Burrito Bunny wrote:I HAVE A QUESTION!
TYPE OF QUESTION: Chemistry
YOUR QUESTION:
We did an experiment where first we heated water in a beamer, and then placed a rock into that beaker for 3 minutes. After taking the temperature of the rock while I'm the hot water, we removed the rock and placed it into a calorimeter, tracking the heat until we found the temperature the heated rock and room temperature water within reached equilibrium. Here's some data:Mass of water in the calorimeter: 97.87g
Mass of the rock: 113.74g
Initial temperature of the rock (in the hot water): 84.6°C
Initial temperature of the water in calorimeter: 22.0°C
Final temperature of rock and water in calorimeter: 34.2°C
ΔT of water in calorimeter: 12.2°C
ΔT of rock: 50.4 °C
Specific Heat (Cp) of rock: 0.86 J/g °C
Soooo, I'm having trouble with this final problem. It asks me to show math but I'm not sure how to get to the answer. Here's the question:The specific heat (Cp) of lead is 0.13 joules/g°C.
If you had used 50g of lead instead of the rock in this experiment, would the temperature of the water be more or less than you found? Explain why! (Show your calculations).
I'm pretty sure it wants me to use the equation Q = m • Cp • ΔT. But...i seem to be missing Q and ΔT so I'm not sure how to find the missing variable! I thought maybe I was supposed to assume the initial temperature of the rock and the lead were the same, but even then I'm not sure of the final temperature so I'm unsure of ΔT' s value.

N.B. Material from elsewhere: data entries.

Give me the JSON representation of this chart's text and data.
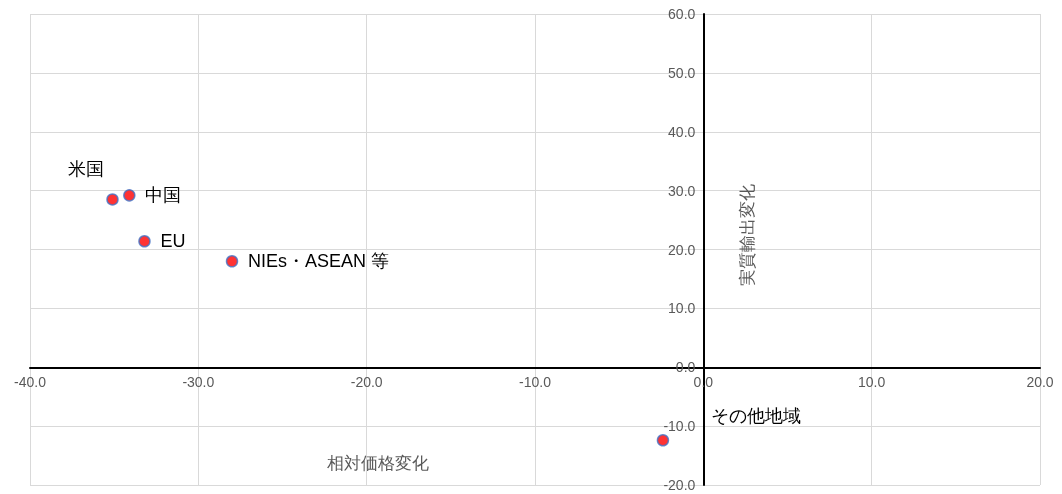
{
  "chart_data": {
    "type": "scatter",
    "xlabel": "相対価格変化",
    "ylabel": "実質輸出変化",
    "x": [
      -35.1,
      -34.1,
      -33.2,
      -28.0,
      -2.4
    ],
    "series": [
      {
        "color": "#ff0000",
        "values": [
          28.5,
          29.2,
          21.4,
          18.0,
          -12.4
        ]
      }
    ],
    "xlim": [
      -40,
      20
    ],
    "xticks": [
      {
        "value": -40,
        "label": "-40.0"
      },
      {
        "value": -30,
        "label": "-30.0"
      },
      {
        "value": -20,
        "label": "-20.0"
      },
      {
        "value": -10,
        "label": "-10.0"
      },
      {
        "value": 0,
        "label": "0.0"
      },
      {
        "value": 10,
        "label": "10.0"
      },
      {
        "value": 20,
        "label": "20.0"
      }
    ],
    "ylim": [
      -20,
      60
    ],
    "yticks": [
      {
        "value": -20,
        "label": "-20.0"
      },
      {
        "value": -10,
        "label": "-10.0"
      },
      {
        "value": 0,
        "label": "0.0"
      },
      {
        "value": 10,
        "label": "10.0"
      },
      {
        "value": 20,
        "label": "20.0"
      },
      {
        "value": 30,
        "label": "30.0"
      },
      {
        "value": 40,
        "label": "40.0"
      },
      {
        "value": 50,
        "label": "50.0"
      },
      {
        "value": 60,
        "label": "60.0"
      }
    ],
    "annotations": [
      {
        "text": "米国",
        "x": -35.1,
        "y": 28.5
      },
      {
        "text": "中国",
        "x": -34.1,
        "y": 29.2
      },
      {
        "text": "EU",
        "x": -33.2,
        "y": 21.4
      },
      {
        "text": "NIEs・ASEAN 等",
        "x": -28.0,
        "y": 18.0
      },
      {
        "text": "その他地域",
        "x": -2.4,
        "y": -12.4
      }
    ],
    "grid": true,
    "marker": "circle"
  }
}
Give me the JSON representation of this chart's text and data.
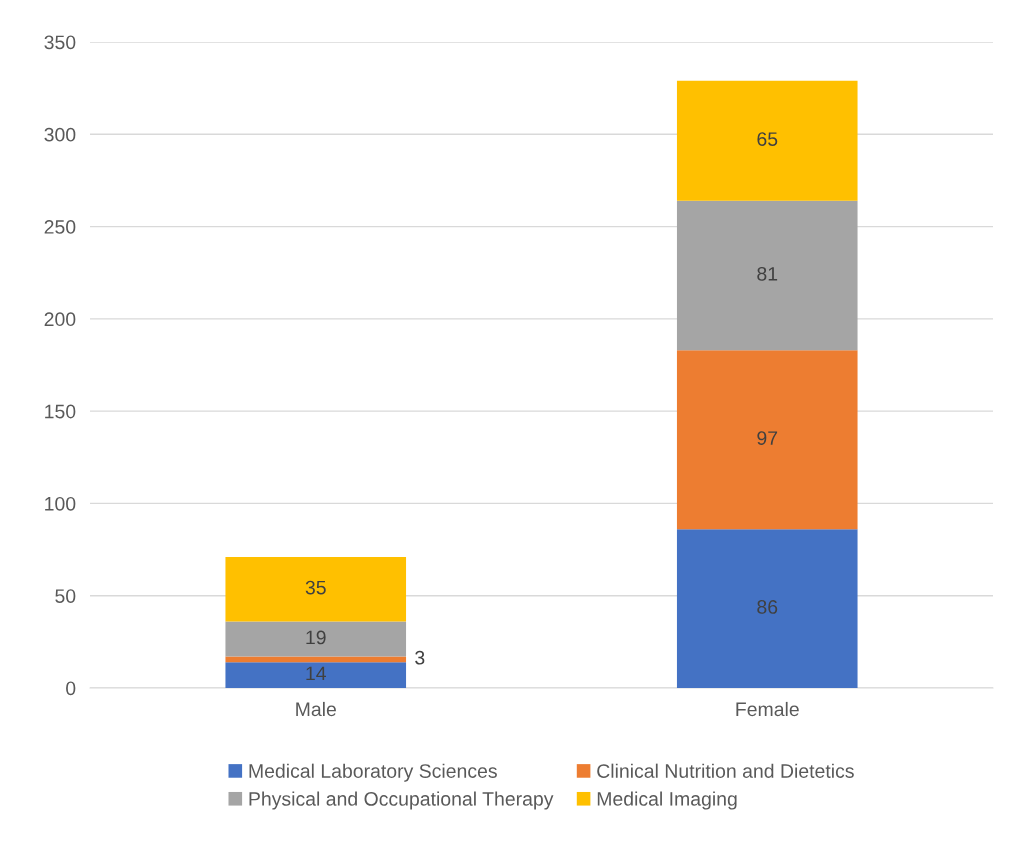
{
  "chart_data": {
    "type": "bar",
    "stacked": true,
    "categories": [
      "Male",
      "Female"
    ],
    "series": [
      {
        "name": "Medical Laboratory Sciences",
        "color": "#4472c4",
        "values": [
          14,
          86
        ]
      },
      {
        "name": "Clinical Nutrition and Dietetics",
        "color": "#ed7d31",
        "values": [
          3,
          97
        ]
      },
      {
        "name": "Physical and Occupational Therapy",
        "color": "#a5a5a5",
        "values": [
          19,
          81
        ]
      },
      {
        "name": "Medical Imaging",
        "color": "#ffc000",
        "values": [
          35,
          65
        ]
      }
    ],
    "ylim": [
      0,
      350
    ],
    "yticks": [
      0,
      50,
      100,
      150,
      200,
      250,
      300,
      350
    ],
    "grid": "y",
    "legend": "bottom",
    "data_labels": true
  }
}
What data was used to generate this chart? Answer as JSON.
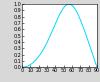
{
  "n": 1.5,
  "x_min": 0,
  "x_max": 90,
  "y_min": 0,
  "y_max": 1,
  "x_ticks": [
    0,
    10,
    20,
    30,
    40,
    50,
    60,
    70,
    80,
    90
  ],
  "y_ticks": [
    0,
    0.1,
    0.2,
    0.3,
    0.4,
    0.5,
    0.6,
    0.7,
    0.8,
    0.9,
    1
  ],
  "line_color": "#00d8ff",
  "line_width": 0.7,
  "background_color": "#d8d8d8",
  "plot_bg_color": "#ffffff",
  "tick_fontsize": 3.5,
  "figsize": [
    1.0,
    0.82
  ],
  "dpi": 100
}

Any help would be greatly appriciated!!!
I'm a little confused at the bolded because you straight up have a ΔT recorded in your data? I think you might be overthinking this bit a little. o.o And if you're just missing Q, then you can solve for Q.

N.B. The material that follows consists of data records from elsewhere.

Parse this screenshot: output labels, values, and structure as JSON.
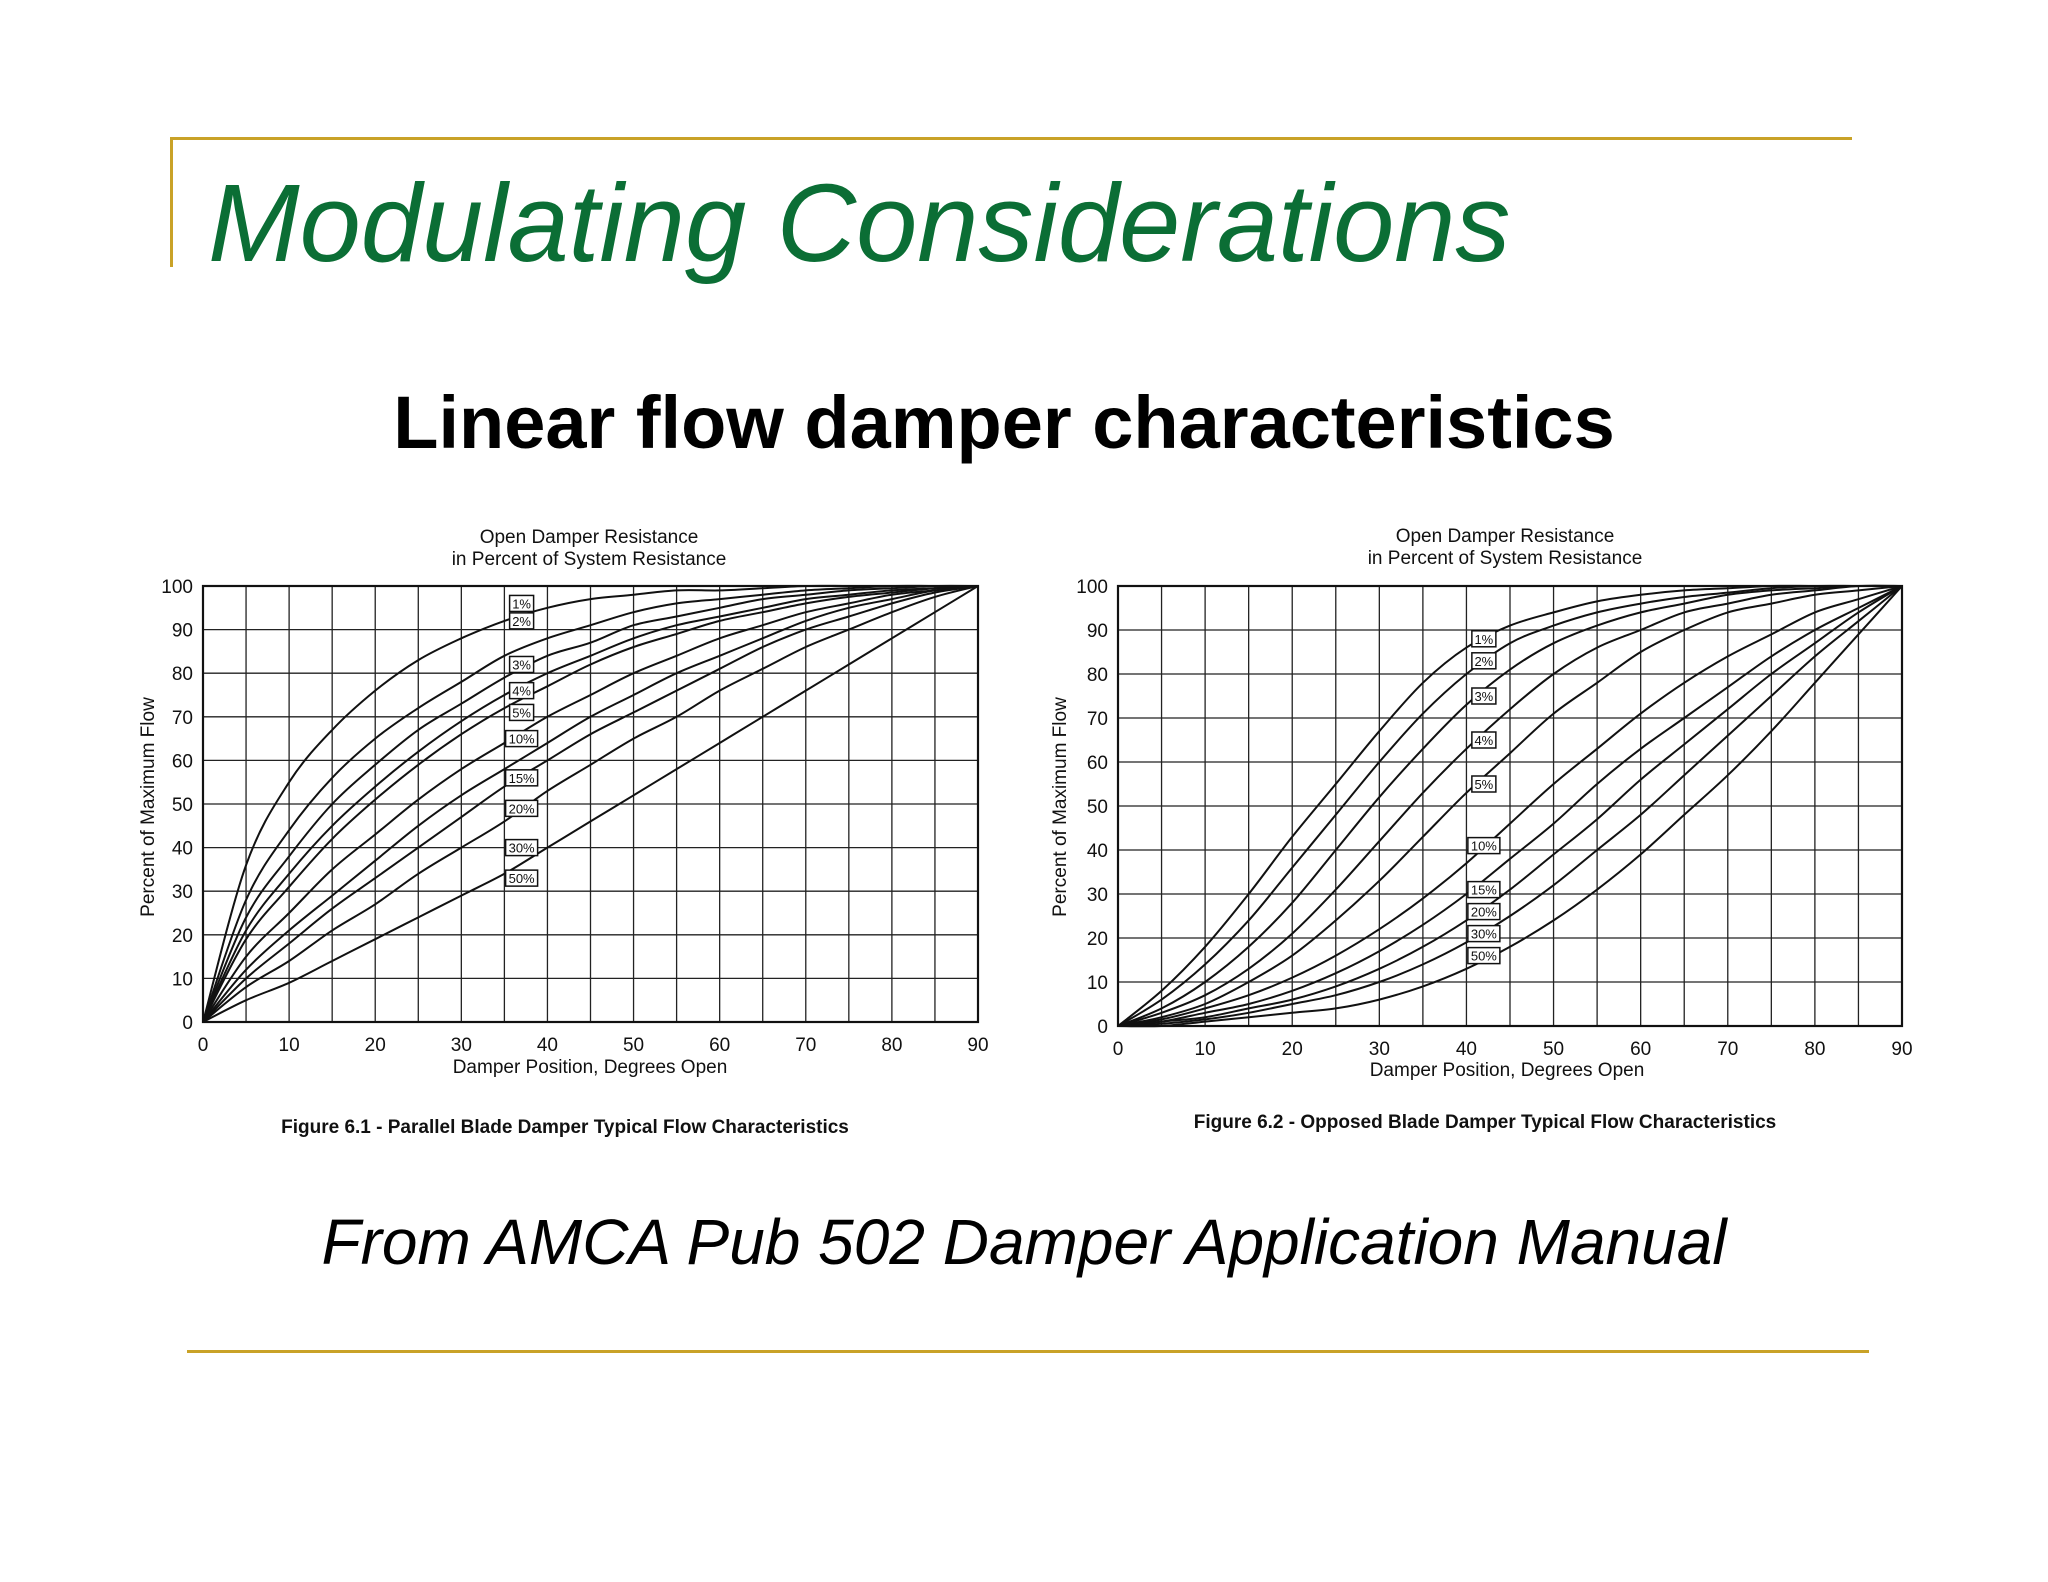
{
  "slide": {
    "title": "Modulating Considerations",
    "subtitle": "Linear flow damper characteristics",
    "credit": "From AMCA Pub 502 Damper Application Manual",
    "colors": {
      "title": "#0b6e35",
      "accent": "#c9a227"
    }
  },
  "chart_data": [
    {
      "type": "line",
      "title_lines": [
        "Open Damper Resistance",
        "in Percent of System Resistance"
      ],
      "xlabel": "Damper Position, Degrees Open",
      "ylabel": "Percent of Maximum Flow",
      "caption": "Figure 6.1 - Parallel Blade Damper Typical Flow Characteristics",
      "xlim": [
        0,
        90
      ],
      "ylim": [
        0,
        100
      ],
      "xticks": [
        0,
        10,
        20,
        30,
        40,
        50,
        60,
        70,
        80,
        90
      ],
      "yticks": [
        0,
        10,
        20,
        30,
        40,
        50,
        60,
        70,
        80,
        90,
        100
      ],
      "grid": true,
      "x": [
        0,
        5,
        10,
        15,
        20,
        25,
        30,
        35,
        40,
        45,
        50,
        55,
        60,
        65,
        70,
        75,
        80,
        85,
        90
      ],
      "series": [
        {
          "name": "1%",
          "label_at": [
            37,
            96
          ],
          "values": [
            0,
            36,
            55,
            67,
            76,
            83,
            88,
            92,
            95,
            97,
            98,
            99,
            99,
            99.5,
            100,
            100,
            100,
            100,
            100
          ]
        },
        {
          "name": "2%",
          "label_at": [
            37,
            92
          ],
          "values": [
            0,
            28,
            44,
            56,
            65,
            72,
            78,
            84,
            88,
            91,
            94,
            96,
            97,
            98,
            99,
            99.5,
            100,
            100,
            100
          ]
        },
        {
          "name": "3%",
          "label_at": [
            37,
            82
          ],
          "values": [
            0,
            24,
            38,
            50,
            59,
            67,
            73,
            79,
            84,
            87,
            91,
            93,
            95,
            97,
            98,
            99,
            99.5,
            100,
            100
          ]
        },
        {
          "name": "4%",
          "label_at": [
            37,
            76
          ],
          "values": [
            0,
            21,
            34,
            45,
            54,
            62,
            69,
            75,
            80,
            84,
            88,
            91,
            93,
            95,
            97,
            98,
            99,
            99.5,
            100
          ]
        },
        {
          "name": "5%",
          "label_at": [
            37,
            71
          ],
          "values": [
            0,
            19,
            31,
            42,
            51,
            59,
            66,
            72,
            77,
            82,
            86,
            89,
            92,
            94,
            96,
            97.5,
            98.5,
            99.5,
            100
          ]
        },
        {
          "name": "10%",
          "label_at": [
            37,
            65
          ],
          "values": [
            0,
            15,
            25,
            35,
            43,
            51,
            58,
            64,
            70,
            75,
            80,
            84,
            88,
            91,
            94,
            96,
            98,
            99,
            100
          ]
        },
        {
          "name": "15%",
          "label_at": [
            37,
            56
          ],
          "values": [
            0,
            12,
            21,
            29,
            37,
            45,
            52,
            58,
            64,
            70,
            75,
            80,
            84,
            88,
            92,
            95,
            97,
            99,
            100
          ]
        },
        {
          "name": "20%",
          "label_at": [
            37,
            49
          ],
          "values": [
            0,
            10,
            18,
            26,
            33,
            40,
            47,
            54,
            60,
            66,
            71,
            76,
            81,
            86,
            90,
            93,
            96,
            98.5,
            100
          ]
        },
        {
          "name": "30%",
          "label_at": [
            37,
            40
          ],
          "values": [
            0,
            8,
            14,
            21,
            27,
            34,
            40,
            46,
            53,
            59,
            65,
            70,
            76,
            81,
            86,
            90,
            94,
            97.5,
            100
          ]
        },
        {
          "name": "50%",
          "label_at": [
            37,
            33
          ],
          "values": [
            0,
            5,
            9,
            14,
            19,
            24,
            29,
            34,
            40,
            46,
            52,
            58,
            64,
            70,
            76,
            82,
            88,
            94,
            100
          ]
        }
      ]
    },
    {
      "type": "line",
      "title_lines": [
        "Open Damper Resistance",
        "in Percent of System Resistance"
      ],
      "xlabel": "Damper Position, Degrees Open",
      "ylabel": "Percent of Maximum Flow",
      "caption": "Figure 6.2 - Opposed Blade Damper Typical Flow Characteristics",
      "xlim": [
        0,
        90
      ],
      "ylim": [
        0,
        100
      ],
      "xticks": [
        0,
        10,
        20,
        30,
        40,
        50,
        60,
        70,
        80,
        90
      ],
      "yticks": [
        0,
        10,
        20,
        30,
        40,
        50,
        60,
        70,
        80,
        90,
        100
      ],
      "grid": true,
      "x": [
        0,
        5,
        10,
        15,
        20,
        25,
        30,
        35,
        40,
        45,
        50,
        55,
        60,
        65,
        70,
        75,
        80,
        85,
        90
      ],
      "series": [
        {
          "name": "1%",
          "label_at": [
            42,
            88
          ],
          "values": [
            0,
            8,
            18,
            30,
            43,
            55,
            67,
            78,
            86,
            91,
            94,
            96.5,
            98,
            99,
            99.5,
            100,
            100,
            100,
            100
          ]
        },
        {
          "name": "2%",
          "label_at": [
            42,
            83
          ],
          "values": [
            0,
            6,
            14,
            24,
            36,
            48,
            60,
            71,
            80,
            87,
            91,
            94,
            96,
            97.5,
            98.5,
            99.5,
            100,
            100,
            100
          ]
        },
        {
          "name": "3%",
          "label_at": [
            42,
            75
          ],
          "values": [
            0,
            4,
            10,
            18,
            28,
            40,
            52,
            63,
            73,
            81,
            87,
            91,
            94,
            96,
            98,
            99,
            99.5,
            100,
            100
          ]
        },
        {
          "name": "4%",
          "label_at": [
            42,
            65
          ],
          "values": [
            0,
            3,
            7,
            13,
            21,
            31,
            42,
            53,
            63,
            72,
            80,
            86,
            90,
            94,
            96,
            98,
            99,
            100,
            100
          ]
        },
        {
          "name": "5%",
          "label_at": [
            42,
            55
          ],
          "values": [
            0,
            2,
            5,
            10,
            16,
            24,
            33,
            43,
            53,
            62,
            71,
            78,
            85,
            90,
            94,
            96,
            98,
            99,
            100
          ]
        },
        {
          "name": "10%",
          "label_at": [
            42,
            41
          ],
          "values": [
            0,
            1.5,
            4,
            7,
            11,
            16,
            22,
            29,
            37,
            46,
            55,
            63,
            71,
            78,
            84,
            89,
            94,
            97,
            100
          ]
        },
        {
          "name": "15%",
          "label_at": [
            42,
            31
          ],
          "values": [
            0,
            1,
            3,
            5,
            8,
            12,
            17,
            23,
            30,
            38,
            46,
            55,
            63,
            70,
            77,
            84,
            90,
            95,
            100
          ]
        },
        {
          "name": "20%",
          "label_at": [
            42,
            26
          ],
          "values": [
            0,
            1,
            2,
            4,
            6,
            9,
            13,
            18,
            24,
            31,
            39,
            47,
            56,
            64,
            72,
            80,
            87,
            94,
            100
          ]
        },
        {
          "name": "30%",
          "label_at": [
            42,
            21
          ],
          "values": [
            0,
            0.5,
            1.5,
            3,
            5,
            7,
            10,
            14,
            19,
            25,
            32,
            40,
            48,
            57,
            66,
            75,
            84,
            92,
            100
          ]
        },
        {
          "name": "50%",
          "label_at": [
            42,
            16
          ],
          "values": [
            0,
            0,
            1,
            2,
            3,
            4,
            6,
            9,
            13,
            18,
            24,
            31,
            39,
            48,
            57,
            67,
            78,
            89,
            100
          ]
        }
      ]
    }
  ]
}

Just looking over the question, let's use a little logic first. The specific heat of lead is much less than the specific heat of rock (way less than half), while the proposed amount of lead used is half of what you used for the rock. That's two of your multiplication variables that have just decreased, so it stands to follow that if you're solving for Q, then the temp of the water of should be less than what you found in your experiment. Right?
Even if you can't complete a calculation, write down your thoughts and reasons - a lot of teachers will give you partial credit for knowing a solid portion of what you were supposed to do, even if you couldn't complete it!
Someone else who comes along might have done chemistry more recently than me (eugh, it's been a year now), though, and have a more helpful answer.